C’est depuis les Pays-Bas, dans la ville portuaire de Rotterdam, qu’un projet de grande envergure pour la capitale congolaise a pris forme. Le gouvernement de la République Démocratique du Congo a paraphé un accord-cadre avec un consortium international baptisé « Prume Tramway RDC », composé des entreprises belges Frateur-De Pourcq et du géant chinois PowerChina.
L’ambition affichée est à la hauteur des défis de la mégapole : désengorger un centre-ville asphyxié et offrir une alternative fiable et rapide pour relier l’aéroport international de N’djili au cœur économique de la nation. Selon les termes de l’accord, le projet prévoit la construction de sept lignes modernes qui quadrilleront la ville. L’infrastructure comprendra également un impressionnant lot de 173 ponts et ouvrages d’art destinés à franchir les nombreuses rivières et zones inondables qui séparent le centre des quartiers périphériques.
Le modèle économique retenu est celui d’un Partenariat Public-Privé (PPP) , un montage financier complexe qui vise à attirer les investissements tout en répartissant les risques entre l’État congolais et les opérateurs privés. Pour mener à bien ce chantier titanesque, plus de 60 ingénieurs seront mobilisés dès les premières phases d’études et de terrassement.
Un projet « sur papier » séduisant, une population sceptique
Sur le papier, l’initiative a de quoi séduire. Elle promet de métamorphoser le visage de Kinshasa, de fluidifier le transport de millions de Kinois et de dynamiser l’activité économique le long de ce qui pourrait devenir une artère vitale.
Pourtant, dans les artères poussiéreuses de la capitale, l’annonce est accueillie avec une prudence teintée de lassitude.
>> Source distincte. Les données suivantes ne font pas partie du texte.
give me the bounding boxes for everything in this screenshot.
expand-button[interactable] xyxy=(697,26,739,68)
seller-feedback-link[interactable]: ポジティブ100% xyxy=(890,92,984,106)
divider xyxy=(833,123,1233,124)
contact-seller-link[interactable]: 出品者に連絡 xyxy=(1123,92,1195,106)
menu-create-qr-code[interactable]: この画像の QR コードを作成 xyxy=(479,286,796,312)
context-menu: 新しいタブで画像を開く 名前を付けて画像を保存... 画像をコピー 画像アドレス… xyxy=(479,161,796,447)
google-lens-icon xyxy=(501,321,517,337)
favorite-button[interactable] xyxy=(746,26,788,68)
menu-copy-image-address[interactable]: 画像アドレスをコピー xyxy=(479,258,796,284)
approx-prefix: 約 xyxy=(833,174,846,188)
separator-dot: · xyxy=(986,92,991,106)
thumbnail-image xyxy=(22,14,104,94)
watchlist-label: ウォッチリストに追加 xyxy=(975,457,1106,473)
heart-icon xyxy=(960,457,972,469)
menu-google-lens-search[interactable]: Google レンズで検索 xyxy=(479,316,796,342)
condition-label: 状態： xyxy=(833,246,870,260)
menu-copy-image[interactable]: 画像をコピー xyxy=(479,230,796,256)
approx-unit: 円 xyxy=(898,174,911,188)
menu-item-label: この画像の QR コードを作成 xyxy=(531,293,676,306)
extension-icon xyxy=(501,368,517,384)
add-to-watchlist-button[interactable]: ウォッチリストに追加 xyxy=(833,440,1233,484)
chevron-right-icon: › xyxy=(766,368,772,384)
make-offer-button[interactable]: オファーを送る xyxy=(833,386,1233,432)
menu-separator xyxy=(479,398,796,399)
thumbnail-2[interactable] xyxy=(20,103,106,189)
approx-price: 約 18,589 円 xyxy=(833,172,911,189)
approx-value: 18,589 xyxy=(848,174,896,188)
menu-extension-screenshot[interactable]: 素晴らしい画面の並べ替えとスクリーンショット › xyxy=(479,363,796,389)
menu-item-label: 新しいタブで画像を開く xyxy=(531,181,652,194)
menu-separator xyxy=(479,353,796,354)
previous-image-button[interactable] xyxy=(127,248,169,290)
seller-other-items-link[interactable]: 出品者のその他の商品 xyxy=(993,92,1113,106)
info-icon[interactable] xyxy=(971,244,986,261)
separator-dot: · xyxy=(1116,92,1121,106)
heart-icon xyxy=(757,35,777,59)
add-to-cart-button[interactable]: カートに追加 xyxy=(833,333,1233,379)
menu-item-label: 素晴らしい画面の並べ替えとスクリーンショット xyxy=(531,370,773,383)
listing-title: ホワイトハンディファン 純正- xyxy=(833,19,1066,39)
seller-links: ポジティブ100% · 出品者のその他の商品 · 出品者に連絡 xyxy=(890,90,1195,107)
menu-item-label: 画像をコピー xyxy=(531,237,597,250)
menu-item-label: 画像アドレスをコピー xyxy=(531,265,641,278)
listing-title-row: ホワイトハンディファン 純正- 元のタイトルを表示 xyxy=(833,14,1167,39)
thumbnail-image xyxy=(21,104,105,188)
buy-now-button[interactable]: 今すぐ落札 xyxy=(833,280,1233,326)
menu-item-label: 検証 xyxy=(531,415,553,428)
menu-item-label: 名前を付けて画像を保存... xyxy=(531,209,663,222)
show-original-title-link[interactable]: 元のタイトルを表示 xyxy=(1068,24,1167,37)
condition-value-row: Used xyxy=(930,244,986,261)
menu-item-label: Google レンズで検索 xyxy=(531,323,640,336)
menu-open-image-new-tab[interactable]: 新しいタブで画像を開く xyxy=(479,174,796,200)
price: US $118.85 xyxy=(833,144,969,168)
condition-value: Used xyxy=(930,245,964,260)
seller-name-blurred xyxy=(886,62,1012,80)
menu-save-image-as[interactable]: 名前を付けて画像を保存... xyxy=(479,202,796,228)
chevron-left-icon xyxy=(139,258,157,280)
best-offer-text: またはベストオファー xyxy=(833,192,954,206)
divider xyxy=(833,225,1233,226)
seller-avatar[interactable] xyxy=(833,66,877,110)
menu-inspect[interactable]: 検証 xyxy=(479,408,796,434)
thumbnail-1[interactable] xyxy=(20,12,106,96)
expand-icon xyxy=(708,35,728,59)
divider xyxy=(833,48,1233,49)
Ici, les embouteillages sont une épreuve quotidienne, et les promesses de grands travaux, une litanie connue.
« Cela fait des décennies qu’on nous parle de solutions miracles. D’abord les routes, puis le métro, maintenant le tramway. On nous montre de beaux papiers signés à l’étranger, mais nous, on veut voir les pelleteuses dans nos quartiers », soupçonne Joseph Makiese, conducteur de taxi qui passe plus de six heures par jour dans les embouteillages.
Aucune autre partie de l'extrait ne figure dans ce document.